Crews and police have been door-knocking in the area since then and two evacuation centres remain open for displaced residents on Wednesday.
“We are probably all a bit shocked,” local Sarah Okenyo says. “It hasn’t happened that badly for a while and I probably didn’t think it was going to get as bad as it did.”
It started with wild winds and rain, Okenyo says. Then the banks of the Derwent River broke.
“Anything low-lying has totally been flooded, and the roads in and out of the town in certain directions.”
Okenyo lives on a mountain in the valley. From her home, she saw the water level rise “but I didn’t expect it to get up over the road”.
She is part of the Derwent Valley concert band. They use the memorial hall in the centre of town to rehearse.
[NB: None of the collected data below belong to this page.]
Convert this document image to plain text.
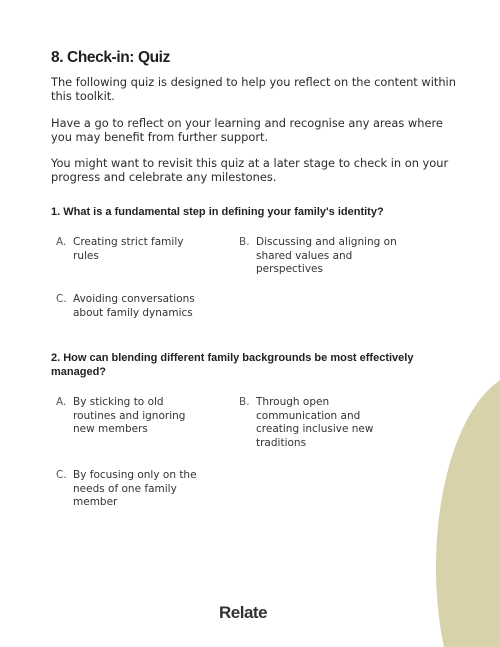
8. Check-in: Quiz

The following quiz is designed to help you reflect on the content within this toolkit.

Have a go to reflect on your learning and recognise any areas where you may benefit from further support.

You might want to revisit this quiz at a later stage to check in on your progress and celebrate any milestones.

1. What is a fundamental step in defining your family's identity?

A. Creating strict family rules
B. Discussing and aligning on shared values and perspectives
C. Avoiding conversations about family dynamics

2. How can blending different family backgrounds be most effectively managed?

A. By sticking to old routines and ignoring new members
B. Through open communication and creating inclusive new traditions
C. By focusing only on the needs of one family member
Relate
But it has now been converted into an evacuation centre for people who live close to the river.
“We are glad that it can help, so that people who can’t get home or their home is flooded can have somewhere to stay that is warm and dry,” Okenyo says.
In Bushy Park, Tom Parry watched a quarter of the farm he manages for Hop Products Australia submerge under water.
The Styx River runs through the 265 hectare farm, where it joins the Derwent. The Derwent also borders the property – making it prone to floods.
“This is the biggest flood I’ve seen come through,” Parry says. “This flood is probably the biggest flood we have had since the Meadowbank dam was built.”
The water level rose at a frightening pace, he says.
“We had a little bit of infrastructure damage. The irrigation by the pump sheds, a bit of erosion around the riverbanks of the hop fields that border the river.”
The property’s low-lying paddocks were inundated, washing out the strings that hop plants grow up.
“It certainly can make you pretty nervous about the power of the water and the damage it can do.”
With roads closed, Parry was unable to get around the farm and inspect the damage.
“I was quite nervous for a couple of days,” he says. “There is quite a lot of debris, particularly scattered through the farm. Tree branches are going to take a fair bit of cleaning up.”
Dracoulis says: “Overwhelmingly, at the moment, communities [are] looking out for each other.”
She hails the volunteer efforts to clean roads and transport food to people isolated and affected by power outages.
“We live in a river area, we do get flooding, but this has been an extreme event.
“We’ve come out the other end now with just a bit of a clean-up on our hands.”